74 Au vu de ce qui précède, il y a lieu de répondre aux troisième et quatrième questions que l’article 7, paragraphe 1, du règlement no 596/2014 doit être interprété en ce sens que, pour déterminer si une communication constitue une « information privilégiée », au sens de cette disposition, il y a lieu de vérifier si elle fait mention d’un ensemble de circonstances ou d’un événement concret et appréciable dans sa totalité qui se sont déjà produits ou qui sont susceptibles de se réaliser et qui sont raisonnablement attendus. À cette fin, une information qui, à l’occasion d’une enquête ex post, se révèle être erronée peut néanmoins constituer une « information privilégiée », au sens de ladite disposition, s’il peut être démontré que, à la date à laquelle elle a été divulguée, elle pouvait être considérée comme étant vraisemblable et qu’elle était susceptible de conférer à celui qui la détenait un avantage économique par rapport aux autres investisseurs pour négocier des instruments financiers.
Sur les dépens
75 La procédure revêtant, à l’égard des parties au principal, le caractère d’un incident soulevé devant la juridiction de renvoi, il appartient à celle-ci de statuer sur les dépens. Les frais exposés pour soumettre des observations à la Cour, autres que ceux desdites parties, ne peuvent faire l’objet d’un remboursement.
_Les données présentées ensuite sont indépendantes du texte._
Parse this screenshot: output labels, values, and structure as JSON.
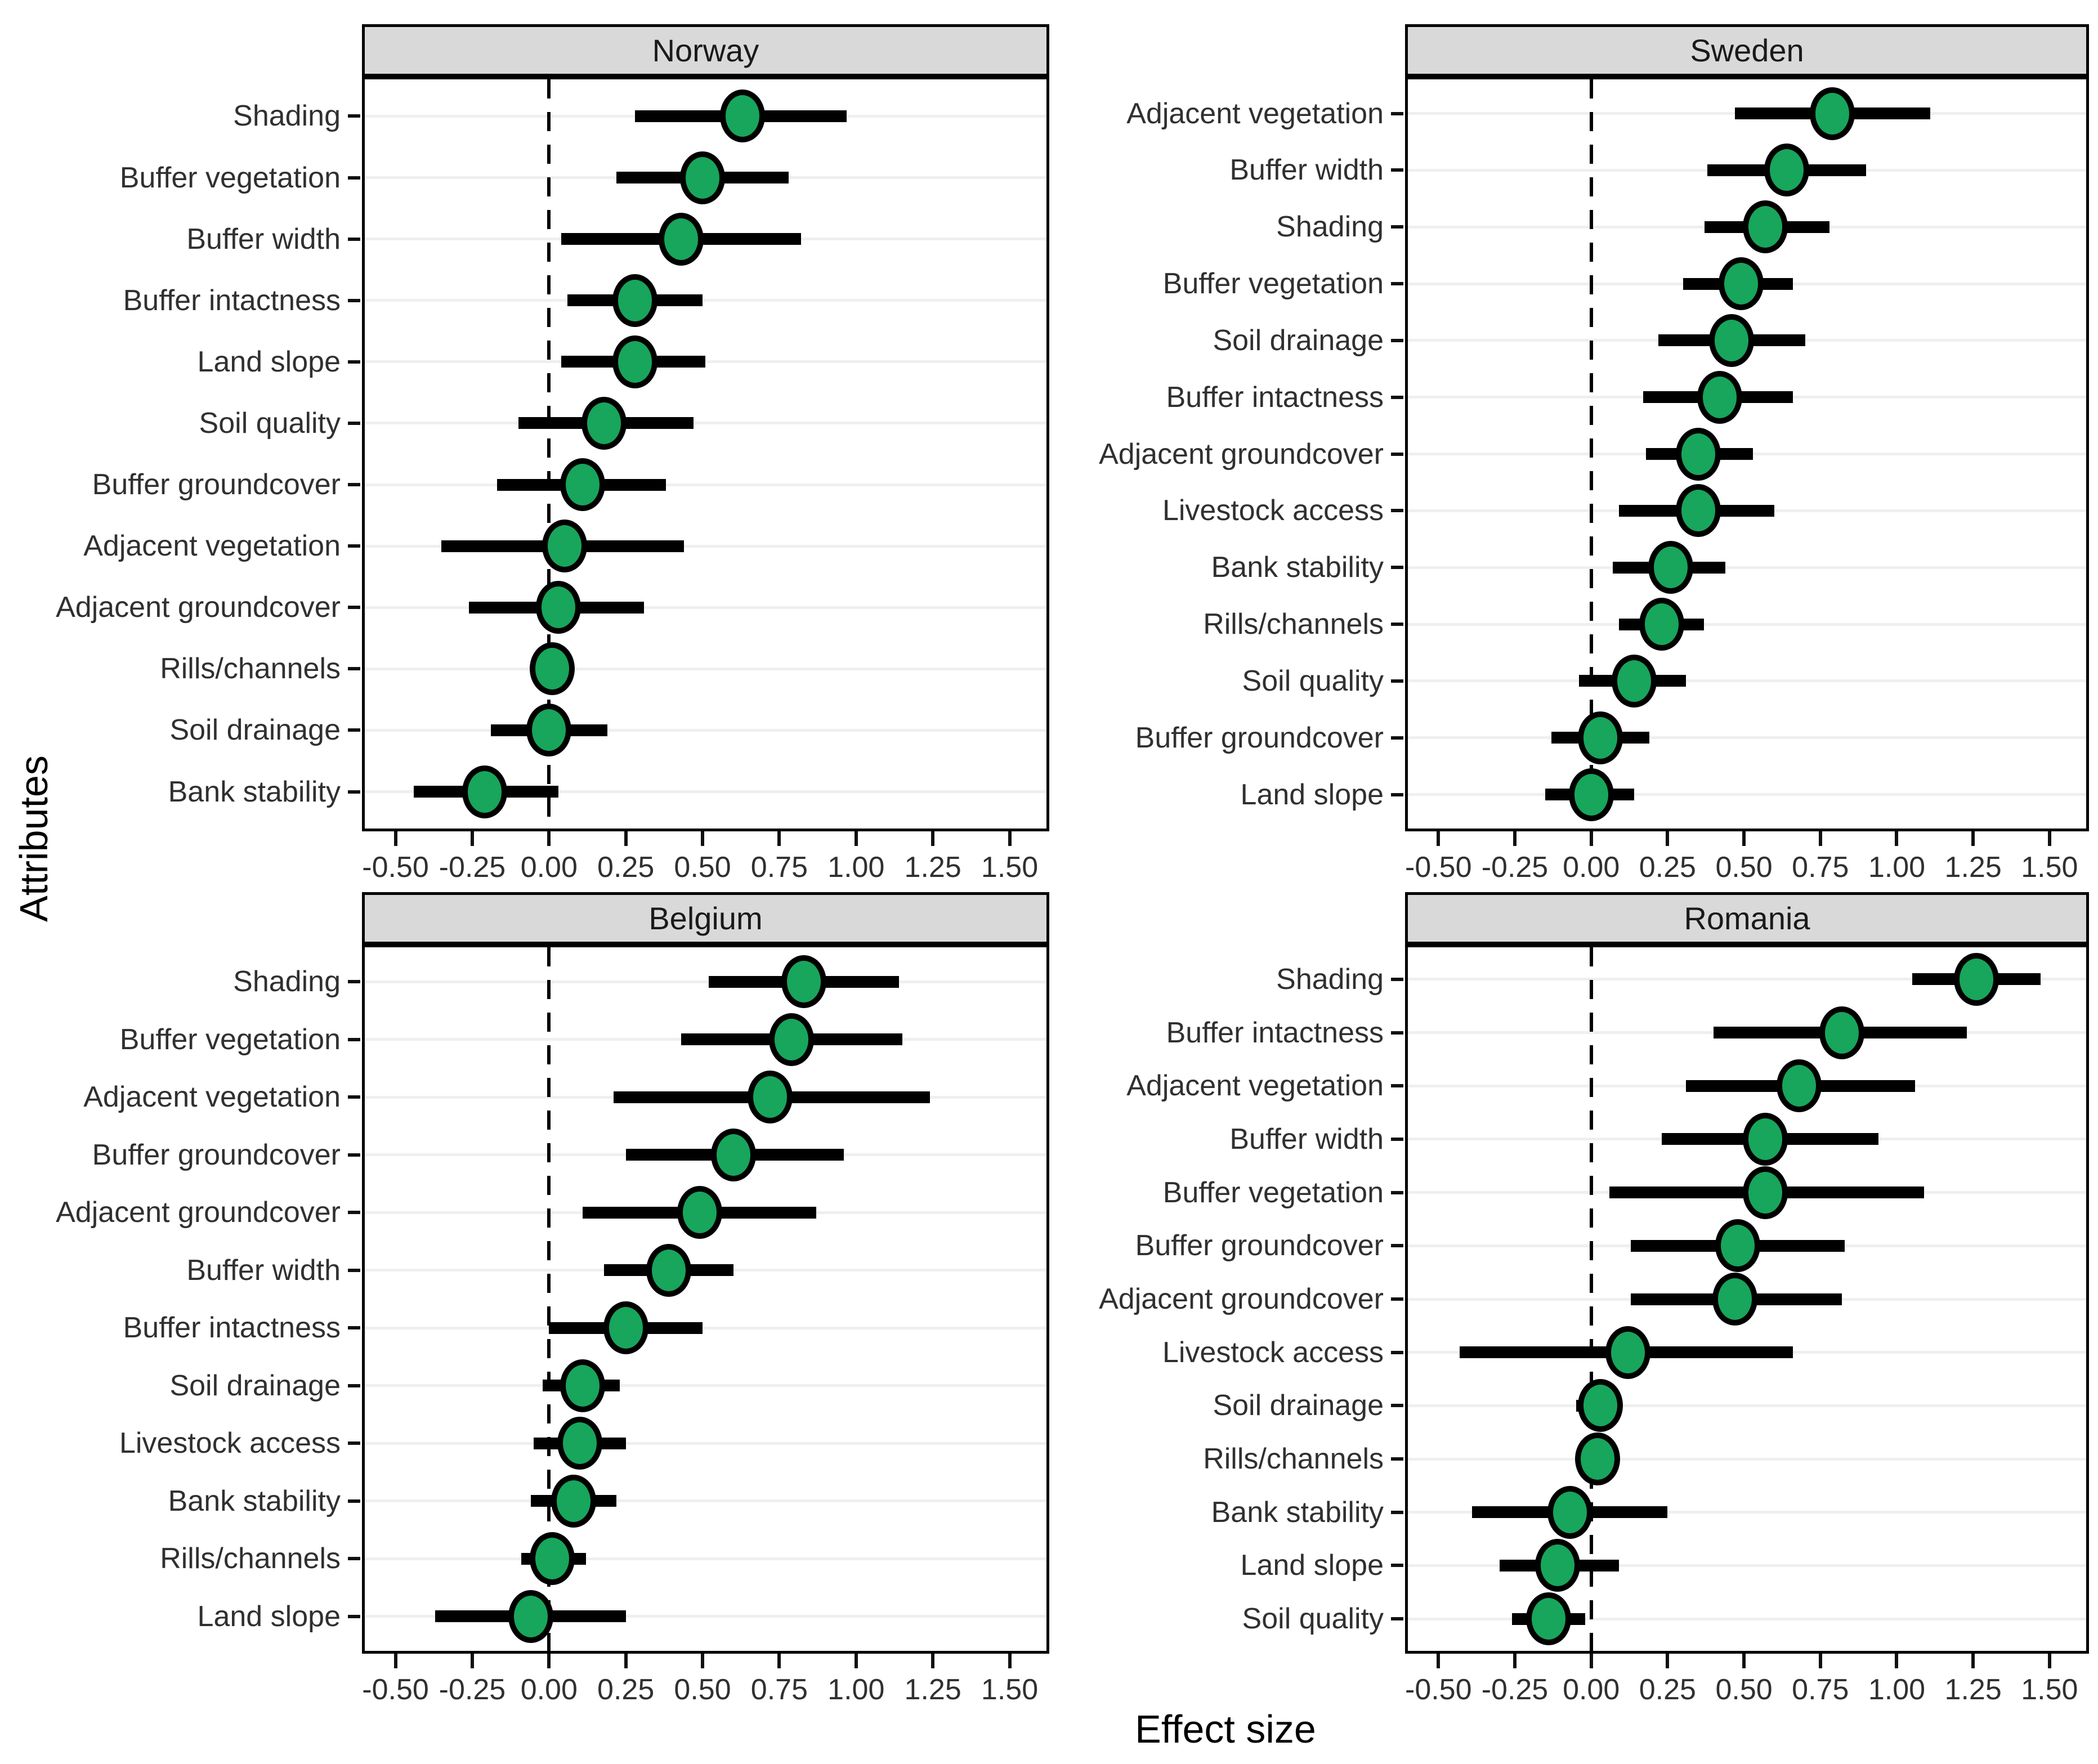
{
  "figure": {
    "x_axis_title": "Effect size",
    "y_axis_title": "Attributes",
    "colors": {
      "point_fill": "#18a55c",
      "point_stroke": "#000000",
      "whisker": "#000000",
      "zero_line": "#000000",
      "gridline": "#efefef",
      "panel_header_fill": "#d9d9d9",
      "panel_border": "#000000",
      "axis_text": "#303030"
    }
  },
  "x_axis": {
    "tick_labels": [
      "-0.50",
      "-0.25",
      "0.00",
      "0.25",
      "0.50",
      "0.75",
      "1.00",
      "1.25",
      "1.50"
    ],
    "tick_values": [
      -0.5,
      -0.25,
      0,
      0.25,
      0.5,
      0.75,
      1,
      1.25,
      1.5
    ],
    "display_range": [
      -0.6,
      1.62
    ],
    "zero_reference_line": 0
  },
  "chart_data": [
    {
      "type": "dot-whisker",
      "title": "Norway",
      "xlabel": "Effect size",
      "ylabel": "Attributes",
      "xlim": [
        -0.5,
        1.5
      ],
      "grid": "horizontal",
      "items": [
        {
          "label": "Shading",
          "value": 0.63,
          "ci_low": 0.28,
          "ci_high": 0.97
        },
        {
          "label": "Buffer vegetation",
          "value": 0.5,
          "ci_low": 0.22,
          "ci_high": 0.78
        },
        {
          "label": "Buffer width",
          "value": 0.43,
          "ci_low": 0.04,
          "ci_high": 0.82
        },
        {
          "label": "Buffer intactness",
          "value": 0.28,
          "ci_low": 0.06,
          "ci_high": 0.5
        },
        {
          "label": "Land slope",
          "value": 0.28,
          "ci_low": 0.04,
          "ci_high": 0.51
        },
        {
          "label": "Soil quality",
          "value": 0.18,
          "ci_low": -0.1,
          "ci_high": 0.47
        },
        {
          "label": "Buffer groundcover",
          "value": 0.11,
          "ci_low": -0.17,
          "ci_high": 0.38
        },
        {
          "label": "Adjacent vegetation",
          "value": 0.05,
          "ci_low": -0.35,
          "ci_high": 0.44
        },
        {
          "label": "Adjacent groundcover",
          "value": 0.03,
          "ci_low": -0.26,
          "ci_high": 0.31
        },
        {
          "label": "Rills/channels",
          "value": 0.01,
          "ci_low": -0.05,
          "ci_high": 0.07
        },
        {
          "label": "Soil drainage",
          "value": 0.0,
          "ci_low": -0.19,
          "ci_high": 0.19
        },
        {
          "label": "Bank stability",
          "value": -0.21,
          "ci_low": -0.44,
          "ci_high": 0.03
        }
      ]
    },
    {
      "type": "dot-whisker",
      "title": "Sweden",
      "xlabel": "Effect size",
      "ylabel": "Attributes",
      "xlim": [
        -0.5,
        1.5
      ],
      "grid": "horizontal",
      "items": [
        {
          "label": "Adjacent vegetation",
          "value": 0.79,
          "ci_low": 0.47,
          "ci_high": 1.11
        },
        {
          "label": "Buffer width",
          "value": 0.64,
          "ci_low": 0.38,
          "ci_high": 0.9
        },
        {
          "label": "Shading",
          "value": 0.57,
          "ci_low": 0.37,
          "ci_high": 0.78
        },
        {
          "label": "Buffer vegetation",
          "value": 0.49,
          "ci_low": 0.3,
          "ci_high": 0.66
        },
        {
          "label": "Soil drainage",
          "value": 0.46,
          "ci_low": 0.22,
          "ci_high": 0.7
        },
        {
          "label": "Buffer intactness",
          "value": 0.42,
          "ci_low": 0.17,
          "ci_high": 0.66
        },
        {
          "label": "Adjacent groundcover",
          "value": 0.35,
          "ci_low": 0.18,
          "ci_high": 0.53
        },
        {
          "label": "Livestock access",
          "value": 0.35,
          "ci_low": 0.09,
          "ci_high": 0.6
        },
        {
          "label": "Bank stability",
          "value": 0.26,
          "ci_low": 0.07,
          "ci_high": 0.44
        },
        {
          "label": "Rills/channels",
          "value": 0.23,
          "ci_low": 0.09,
          "ci_high": 0.37
        },
        {
          "label": "Soil quality",
          "value": 0.14,
          "ci_low": -0.04,
          "ci_high": 0.31
        },
        {
          "label": "Buffer groundcover",
          "value": 0.03,
          "ci_low": -0.13,
          "ci_high": 0.19
        },
        {
          "label": "Land slope",
          "value": 0.0,
          "ci_low": -0.15,
          "ci_high": 0.14
        }
      ]
    },
    {
      "type": "dot-whisker",
      "title": "Belgium",
      "xlabel": "Effect size",
      "ylabel": "Attributes",
      "xlim": [
        -0.5,
        1.5
      ],
      "grid": "horizontal",
      "items": [
        {
          "label": "Shading",
          "value": 0.83,
          "ci_low": 0.52,
          "ci_high": 1.14
        },
        {
          "label": "Buffer vegetation",
          "value": 0.79,
          "ci_low": 0.43,
          "ci_high": 1.15
        },
        {
          "label": "Adjacent vegetation",
          "value": 0.72,
          "ci_low": 0.21,
          "ci_high": 1.24
        },
        {
          "label": "Buffer groundcover",
          "value": 0.6,
          "ci_low": 0.25,
          "ci_high": 0.96
        },
        {
          "label": "Adjacent groundcover",
          "value": 0.49,
          "ci_low": 0.11,
          "ci_high": 0.87
        },
        {
          "label": "Buffer width",
          "value": 0.39,
          "ci_low": 0.18,
          "ci_high": 0.6
        },
        {
          "label": "Buffer intactness",
          "value": 0.25,
          "ci_low": 0.0,
          "ci_high": 0.5
        },
        {
          "label": "Soil drainage",
          "value": 0.11,
          "ci_low": -0.02,
          "ci_high": 0.23
        },
        {
          "label": "Livestock access",
          "value": 0.1,
          "ci_low": -0.05,
          "ci_high": 0.25
        },
        {
          "label": "Bank stability",
          "value": 0.08,
          "ci_low": -0.06,
          "ci_high": 0.22
        },
        {
          "label": "Rills/channels",
          "value": 0.01,
          "ci_low": -0.09,
          "ci_high": 0.12
        },
        {
          "label": "Land slope",
          "value": -0.06,
          "ci_low": -0.37,
          "ci_high": 0.25
        }
      ]
    },
    {
      "type": "dot-whisker",
      "title": "Romania",
      "xlabel": "Effect size",
      "ylabel": "Attributes",
      "xlim": [
        -0.5,
        1.5
      ],
      "grid": "horizontal",
      "items": [
        {
          "label": "Shading",
          "value": 1.26,
          "ci_low": 1.05,
          "ci_high": 1.47
        },
        {
          "label": "Buffer intactness",
          "value": 0.82,
          "ci_low": 0.4,
          "ci_high": 1.23
        },
        {
          "label": "Adjacent vegetation",
          "value": 0.68,
          "ci_low": 0.31,
          "ci_high": 1.06
        },
        {
          "label": "Buffer width",
          "value": 0.57,
          "ci_low": 0.23,
          "ci_high": 0.94
        },
        {
          "label": "Buffer vegetation",
          "value": 0.57,
          "ci_low": 0.06,
          "ci_high": 1.09
        },
        {
          "label": "Buffer groundcover",
          "value": 0.48,
          "ci_low": 0.13,
          "ci_high": 0.83
        },
        {
          "label": "Adjacent groundcover",
          "value": 0.47,
          "ci_low": 0.13,
          "ci_high": 0.82
        },
        {
          "label": "Livestock access",
          "value": 0.12,
          "ci_low": -0.43,
          "ci_high": 0.66
        },
        {
          "label": "Soil drainage",
          "value": 0.03,
          "ci_low": -0.05,
          "ci_high": 0.1
        },
        {
          "label": "Rills/channels",
          "value": 0.02,
          "ci_low": -0.04,
          "ci_high": 0.08
        },
        {
          "label": "Bank stability",
          "value": -0.07,
          "ci_low": -0.39,
          "ci_high": 0.25
        },
        {
          "label": "Land slope",
          "value": -0.11,
          "ci_low": -0.3,
          "ci_high": 0.09
        },
        {
          "label": "Soil quality",
          "value": -0.14,
          "ci_low": -0.26,
          "ci_high": -0.02
        }
      ]
    }
  ]
}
Par ces motifs, la Cour (quatrième chambre) dit pour droit :
1) L’article 7, paragraphe 2, du règlement (UE) no 596/2014 du Parlement européen et du Conseil, du 16 avril 2014, sur les abus de marché (règlement relatif aux abus de marché) et abrogeant la directive 2003/6/CE du Parlement européen et du Conseil et les directives 2003/124/CE, 2003/125/CE et 2004/72/CE de la Commission,
doit être interprété en ce sens que :
aux fins de la qualification d’une information de « privilégiée », est susceptible de constituer une information « à caractère précis », au sens de cet article 7, paragraphes 1 et 2, une communication d’un émetteur indiquant qu’une personne a été inscrite sur une liste d’initiés et qu’elle n’est pas autorisée à vendre les actions de cet émetteur, même si la raison pour laquelle cette personne y a été inscrite n’apparaît pas dans cette communication, pour autant qu’il puisse être établi qu’un investisseur raisonnable serait susceptible d’utiliser ladite communication comme faisant partie des fondements de ses décisions d’investissement, de sorte que celui qui la détient obtient un bénéfice, au détriment de ceux qui l’ignorent, en se plaçant dans une situation plus favorable par rapport aux autres investisseurs pour négocier des instruments financiers.
2) L’article 7, paragraphe 1, du règlement no 596/2014
doit être interprété en ce sens que :
pour déterminer si une communication constitue une « information privilégiée », au sens de cette disposition, il y a lieu de vérifier si elle fait mention d’un ensemble de circonstances ou d’un événement concret et appréciable dans sa totalité qui se sont déjà produits ou qui sont susceptibles de se réaliser et qui sont raisonnablement attendus. À cette fin, une information qui, à l’occasion d’une enquête ex post, se révèle être erronée peut néanmoins constituer une « information privilégiée », au sens de ladite disposition, s’il peut être démontré que, à la date à laquelle elle a été divulguée, elle pouvait être considérée comme étant vraisemblable et qu’elle était susceptible de conférer à celui qui la détenait un avantage économique par rapport aux autres investisseurs pour négocier des instruments financiers.